1154, the Stop Forced Organ Harvesting Act of 2023, so that it can 
arrive on the President's desk for his signature.
  Finally, I note that the just-released State Department 2024 
Trafficking in Persons Report has focused its attention on the 
trafficking of persons for the purpose of organ removal as a topic of 
special interest, citing reports of systematic, forcible removal of 
organs from political prisoners by the government of the People's 
Republic of China.
  That the State Department did so I believe was in part due to the 
pressure imposed by Congress, which underscores the importance of what 
we are doing here today.
  I therefore call upon the House to pass H.R. 4132, and the Senate to 
move H.R. 1154 onto the President's desk.
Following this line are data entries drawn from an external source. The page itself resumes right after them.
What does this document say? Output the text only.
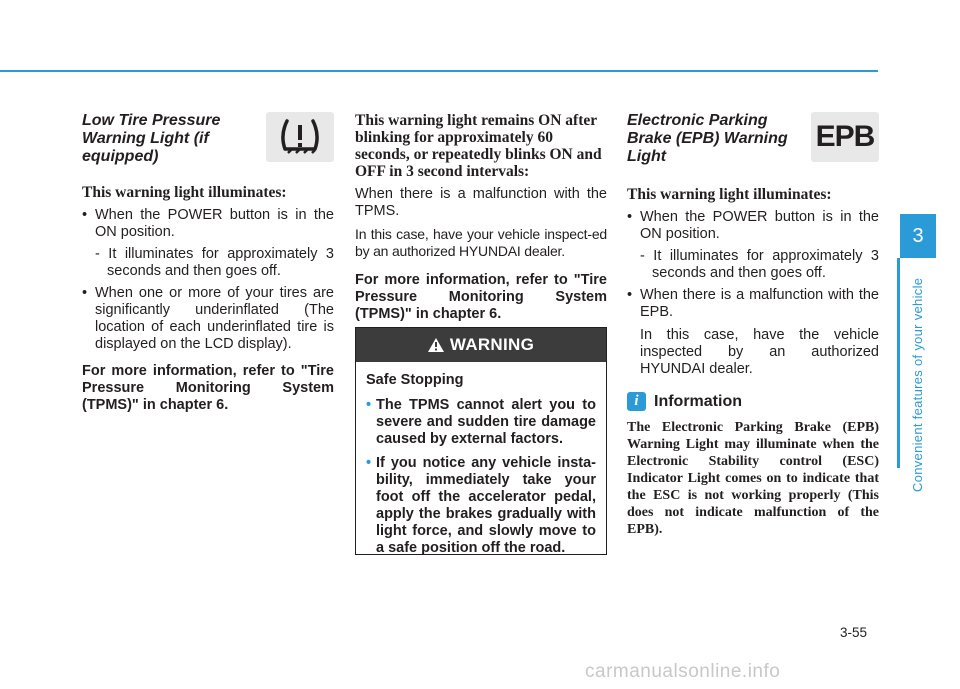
Low Tire Pressure Warning Light (if equipped)

This warning light illuminates:

• When the POWER button is in the ON position.

- It illuminates for approximately 3 seconds and then goes off.

• When one or more of your tires are significantly underinflated (The location of each underinflated tire is displayed on the LCD display).

For more information, refer to "Tire Pressure Monitoring System (TPMS)" in chapter 6.

This warning light remains ON after blinking for approximately 60 seconds, or repeatedly blinks ON and OFF in 3 second intervals:

When there is a malfunction with the TPMS.

In this case, have your vehicle inspect-ed by an authorized HYUNDAI dealer.

For more information, refer to "Tire Pressure Monitoring System (TPMS)" in chapter 6.

WARNING

Safe Stopping

• The TPMS cannot alert you to severe and sudden tire damage caused by external factors.
• If you notice any vehicle insta-bility, immediately take your foot off the accelerator pedal, apply the brakes gradually with light force, and slowly move to a safe position off the road.
Electronic Parking Brake (EPB) Warning Light
EPB

This warning light illuminates:

• When the POWER button is in the ON position.

- It illuminates for approximately 3 seconds and then goes off.

• When there is a malfunction with the EPB.

In this case, have the vehicle inspected by an authorized HYUNDAI dealer.

i Information

The Electronic Parking Brake (EPB) Warning Light may illuminate when the Electronic Stability control (ESC) Indicator Light comes on to indicate that the ESC is not working properly (This does not indicate malfunction of the EPB).

3
Convenient features of your vehicle
3-55
carmanualsonline.info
  The SPEAKER pro tempore. The question is on the motion offered by the 
gentleman from Georgia (Mr. McCormick) that the House suspend the rules 
and pass the bill, H.R. 4132, as amended.
  The question was taken; and (two-thirds being in the affirmative) the 
rules were suspended and the bill, as amended, was passed.
  A motion to reconsider was laid on the table.